Alstom erklärte, der Konzern rechne mit einem Abschluss des Geschäfts im ersten Halbjahr. "Die vorgeschlagene Kombination von Alstom mit Siemens Mobility, inklusive des Antriebsgeschäfts, ist im vergangenen Quartal fortgeschritten", teilten die Franzosen mit der Veröffentlichung von Geschäftszahlen mit. Alstom verwies auf die Zugeständnisse, zu denen die Firmen bereit sind. Dieses Paket sei angemessen.

ZUSPRUCH AUS BERLIN UND PARIS

Die deutsche und die französische Regierung unterstützen das Vorhaben, das im Wettbewerb mit den Chinesen einen europäischen Champion schaffen soll, ähnlich wie Airbus in der Luftfahrtbranche. Die Fusion sei ein wichtiges Anliegen zur Sicherung der Wettbewerbsfähigkeit der europäischen Bahnindustrie, sagte ein Sprecher der Bundesregierung. Die Entscheidung obliege aber der EU-Kommission. Der CDU-Wirtschaftspolitiker Joachim Pfeiffer forderte von der Bundesregierung eine klarere Unterstützung.

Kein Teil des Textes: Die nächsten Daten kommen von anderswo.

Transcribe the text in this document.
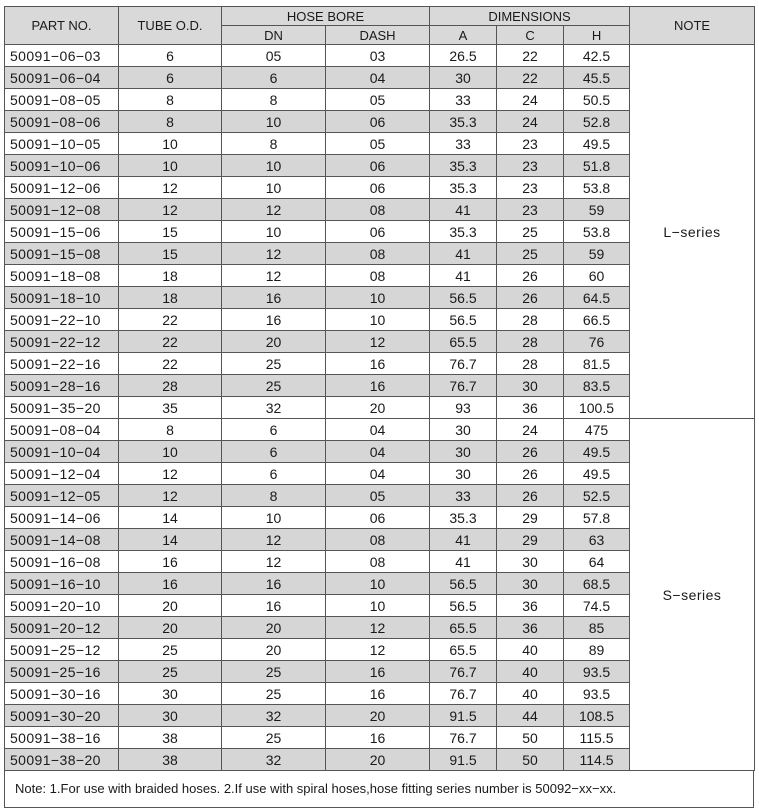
PART NO.	TUBE O.D.	HOSE BORE		DIMENSIONS			NOTE
		DN	DASH	A	C	H	
50091−06−03	6	05	03	26.5	22	42.5	L−series
50091−06−04	6	6	04	30	22	45.5	
50091−08−05	8	8	05	33	24	50.5	
50091−08−06	8	10	06	35.3	24	52.8	
50091−10−05	10	8	05	33	23	49.5	
50091−10−06	10	10	06	35.3	23	51.8	
50091−12−06	12	10	06	35.3	23	53.8	
50091−12−08	12	12	08	41	23	59	
50091−15−06	15	10	06	35.3	25	53.8	
50091−15−08	15	12	08	41	25	59	
50091−18−08	18	12	08	41	26	60	
50091−18−10	18	16	10	56.5	26	64.5	
50091−22−10	22	16	10	56.5	28	66.5	
50091−22−12	22	20	12	65.5	28	76	
50091−22−16	22	25	16	76.7	28	81.5	
50091−28−16	28	25	16	76.7	30	83.5	
50091−35−20	35	32	20	93	36	100.5	
50091−08−04	8	6	04	30	24	475	S−series
50091−10−04	10	6	04	30	26	49.5	
50091−12−04	12	6	04	30	26	49.5	
50091−12−05	12	8	05	33	26	52.5	
50091−14−06	14	10	06	35.3	29	57.8	
50091−14−08	14	12	08	41	29	63	
50091−16−08	16	12	08	41	30	64	
50091−16−10	16	16	10	56.5	30	68.5	
50091−20−10	20	16	10	56.5	36	74.5	
50091−20−12	20	20	12	65.5	36	85	
50091−25−12	25	20	12	65.5	40	89	
50091−25−16	25	25	16	76.7	40	93.5	
50091−30−16	30	25	16	76.7	40	93.5	
50091−30−20	30	32	20	91.5	44	108.5	
50091−38−16	38	25	16	76.7	50	115.5	
50091−38−20	38	32	20	91.5	50	114.5	
Note: 1.For use with braided hoses. 2.If use with spiral hoses,hose fitting series number is 50092−xx−xx.
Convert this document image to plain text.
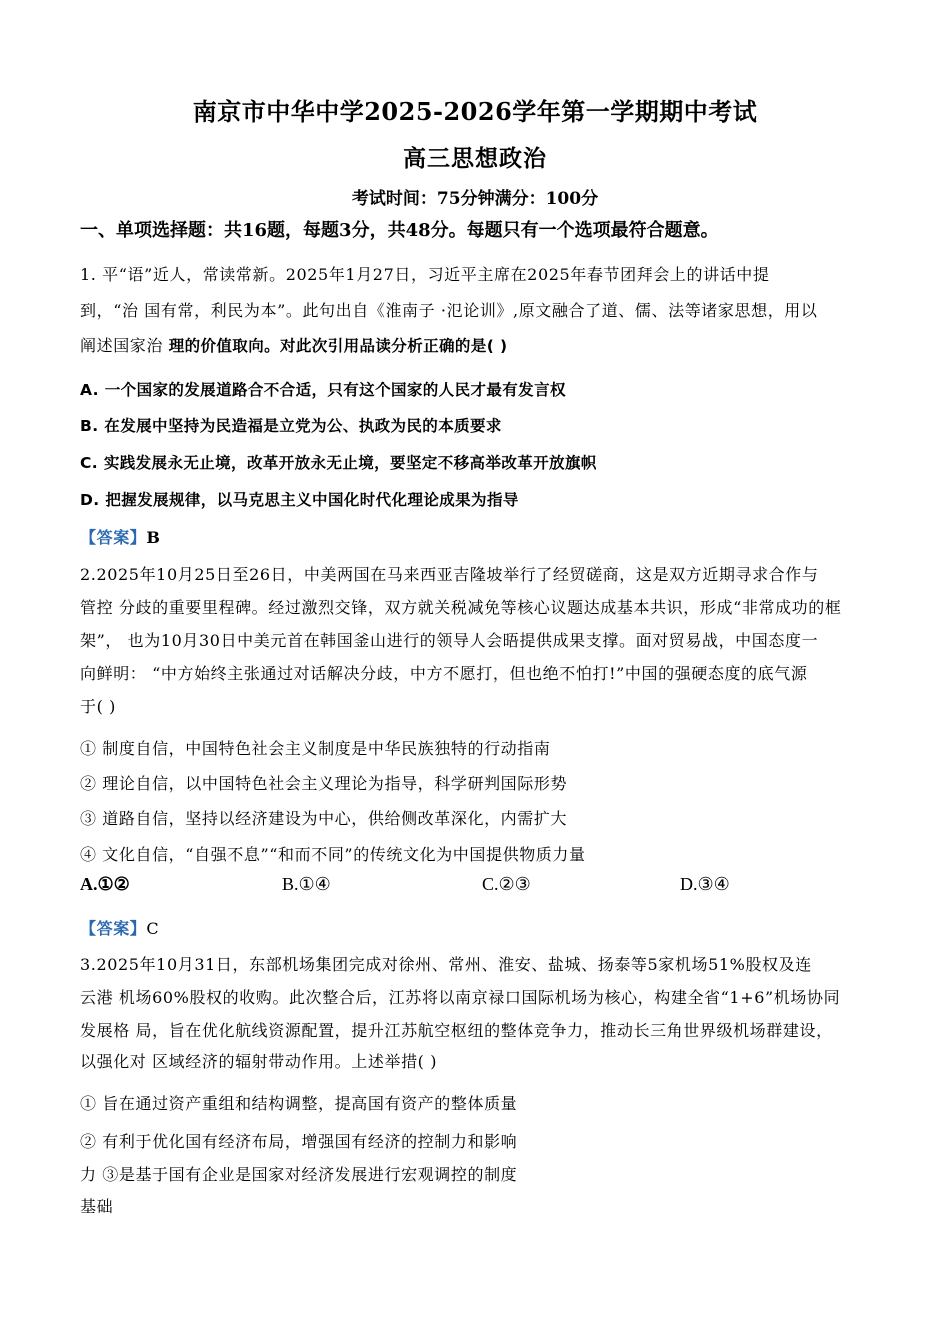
南京市中华中学2025-2026学年第一学期期中考试
高三思想政治
考试时间：75分钟满分：100分
一、单项选择题：共16题，每题3分，共48分。每题只有一个选项最符合题意。
1. 平“语”近人，常读常新。2025年1月27日，习近平主席在2025年春节团拜会上的讲话中提
到，“治 国有常，利民为本”。此句出自《淮南子 ·氾论训》,原文融合了道、儒、法等诸家思想，用以
阐述国家治 理的价值取向。对此次引用品读分析正确的是( )
A. 一个国家的发展道路合不合适，只有这个国家的人民才最有发言权
B. 在发展中坚持为民造福是立党为公、执政为民的本质要求
C. 实践发展永无止境，改革开放永无止境，要坚定不移高举改革开放旗帜
D. 把握发展规律，以马克思主义中国化时代化理论成果为指导
【答案】B
2.2025年10月25日至26日，中美两国在马来西亚吉隆坡举行了经贸磋商，这是双方近期寻求合作与
管控 分歧的重要里程碑。经过激烈交锋，双方就关税减免等核心议题达成基本共识，形成“非常成功的框
架”， 也为10月30日中美元首在韩国釜山进行的领导人会晤提供成果支撑。面对贸易战，中国态度一
向鲜明： “中方始终主张通过对话解决分歧，中方不愿打，但也绝不怕打!”中国的强硬态度的底气源
于( )
① 制度自信，中国特色社会主义制度是中华民族独特的行动指南
② 理论自信，以中国特色社会主义理论为指导，科学研判国际形势
③ 道路自信，坚持以经济建设为中心，供给侧改革深化，内需扩大
④ 文化自信，“自强不息”“和而不同”的传统文化为中国提供物质力量
A.①②	B.①④	C.②③	D.③④
【答案】C
3.2025年10月31日，东部机场集团完成对徐州、常州、淮安、盐城、扬泰等5家机场51%股权及连
云港 机场60%股权的收购。此次整合后，江苏将以南京禄口国际机场为核心，构建全省“1+6”机场协同
发展格 局，旨在优化航线资源配置，提升江苏航空枢纽的整体竞争力，推动长三角世界级机场群建设，
以强化对 区域经济的辐射带动作用。上述举措( )
① 旨在通过资产重组和结构调整，提高国有资产的整体质量
② 有利于优化国有经济布局，增强国有经济的控制力和影响
力 ③是基于国有企业是国家对经济发展进行宏观调控的制度
基础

Die französische Regierung äußerte sich deutlicher. "Eine Ablehnung durch die Europäische Kommission wäre ein wirtschaftlicher wie auch ein politischer Fehler", hatte ein Regierungssprecher in Paris am Mittwoch gesagt.

Mahnende Worte kamen auch vom Präsidenten des Bundesverbands der Deutschen Industrie (BDI), Dieter Kempf: "Ich würde mir wünschen, dass wir auch im Wettbewerbsrecht solche Themen berücksichtigen, die mit globaler Wirtschaft zu tun haben, und uns nicht nur zu sehr auf Europa oder auf einzelne europäische Länder konzentrieren", sagte er in Berlin.

Siemens sieht den Ball nun im Feld der EU-Kommission. "Wir warten ab", sagte einer der Insider. "Weitere Zugeständnisse wird es nicht geben." Vestager und die übrigen EU-Kommissare hatten erst vor wenigen Tagen über den geplanten Zusammenschluss beraten.

Falls die Fusion nicht zustande komme, sehe Siemens für seine Bahntechniksparte Siemens Mobility trotzdem gute Wachstumsaussichten, sagten die Insider. "Wir werden alle Optionen prüfen." Dazu zähle auch die Möglichkeit, die Sparte an die Börse zu bringen. "Wir glauben, dass wir durchaus unser Geschäft, so wie es heute ist, sehr attraktiv weiterentwickeln können." Ein Zusammengehen mit dem kanadischen Rivalen Bombardier sei derzeit allerdings nicht in Sicht.

Börsianer reagierten am Donnerstag gelassen. Die Aktien von Siemens notierten mit einem Abschlag von 0,3 Prozent knapp im Minus. Alstom gaben 1,6 Prozent nach. Siemens solle die Fusion nicht um jeden Preis vorantreiben, sagte ein Händler. "Irgendwann rechnen sich die weiteren Zugeständnisse nicht mehr."